Gold est le premier listening-bar de Gand, ce qui est relativement tardif pour une ville qui a fait ses preuves sur le plan de la scène musicale. Visser programme des DJ sets "vinyl only" et des sessions d’écoute où il faut se taire. "Les gens viennent donner des informations sur leur album préféré et nous le passons en entier. Quand c’est le cas, je ne sers ni boissons ni plats pour que l’on puisse avoir une expérience musicale intense, comme quand on va voir un film au cinéma." Au Gold, pas de party sets au son de la house ou de la techno. "Il y a suffisamment d’endroits pour ça", se défend Visser.
L'Altitude à Forest
L’Altitude à Bruxelles est le tout premier listening-bar de Belgique: il a ouvert ses portes en mai 2021 dans un bâtiment à l’angle de l’avenue Molière, près de la place de l’Altitude Cent à Forest, dans ce qui fut une agence bancaire. L’atmosphère peut y être qualifiée de "festive", déclare son cofondateur, Thomas Mamakis. "Depuis Spotify, nous n’avons jamais eu accès à autant de musique, mais il s’agit généralement de titres qu’on est censé aimer. Les clubs audiophiles sont plutôt destinés aux esprits curieux et aux explorateurs."
Tout le monde ne se rend pas à L’Altitude pour la musique, loin de là: ce bar propose aussi des boissons variées et de la bonne cuisine. "C’est aussi important que la musique", déclare Mamakis. "Vous pouvez venir chez nous pour le petit-déjeuner, le lunch, le café, l’apéro et le dîner. Il y a même une terrasse, mais nous n’avons pas encore le droit d’y passer de la musique. En gros, nous avons deux types de clients: ceux qui demandent de baisser le volume de la musique et ceux qui trouvent qu’on pourrait le monter encore un peu."
Vinyl only
Comme Visser, Mamakis est un collectionneur de vinyles qui, de temps en temps, s’installe aux platines. "Nous n’avons qu’une seule règle: on ne passe que des vinyles. Le genre n’a pas vraiment d’importance, mais, rassurez-vous, nous n’allons pas passer du free jazz pendant toute une soirée. Certains DJ sets sont diffusés en ligne sur notre site web, et nous avons aussi des projets en livestreams.
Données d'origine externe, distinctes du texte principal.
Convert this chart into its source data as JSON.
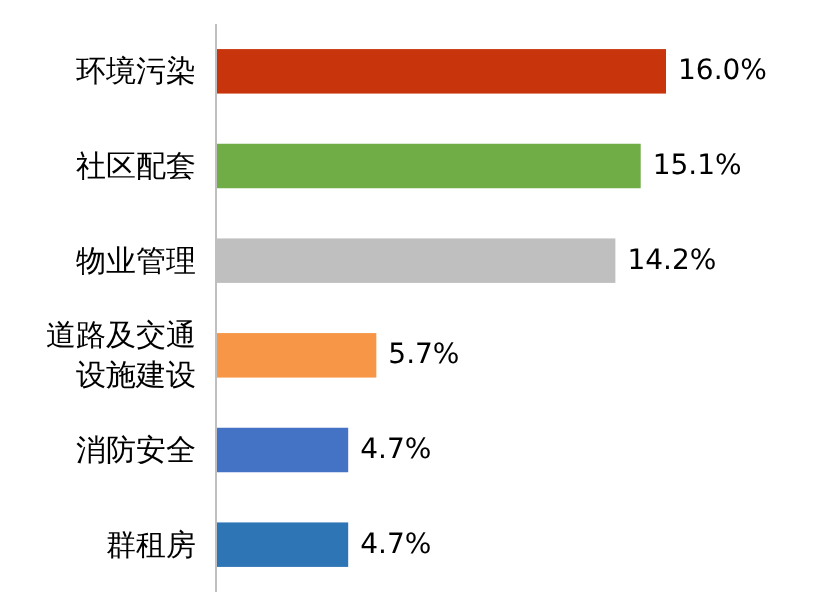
{
  "chart_data": {
    "type": "bar",
    "orientation": "horizontal",
    "data_labels": true,
    "categories": [
      "环境污染",
      "社区配套",
      "物业管理",
      "道路及交通设施建设",
      "消防安全",
      "群租房"
    ],
    "values": [
      16.0,
      15.1,
      14.2,
      5.7,
      4.7,
      4.7
    ],
    "value_labels": [
      "16.0%",
      "15.1%",
      "14.2%",
      "5.7%",
      "4.7%",
      "4.7%"
    ],
    "colors": [
      "#c8350c",
      "#70ad47",
      "#bfbfbf",
      "#f79646",
      "#4472c4",
      "#2e75b6"
    ]
  }
}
Nous avons l’intention de lancer un podcast et une radio libre inspirée des radios pirates des années 80", détaille-t-il.
Le cofondateur du listening-bar a également vécu un temps à l’étranger où il a visité le plus possible de ces clubs audiophiles. "Brilliant Corners est hors catégorie en raison de son système de sonorisation. À Rome, j’ai trouvé Frisson très cool. À Paris, c’est Bambino qui est le plus connu et on y mange bien, mais je trouve Fréquence au moins aussi sympa. Ce qui me frappe, c’est qu’un listening-bar est généralement le reflet de son propriétaire. Certains sont très pointilleux en ce qui concerne le bavardage, alors que d’autres accordent plus d’importance à l’aspect gastronomique. Pour chaque moment de la journée, il y en a un qui correspond à votre humeur."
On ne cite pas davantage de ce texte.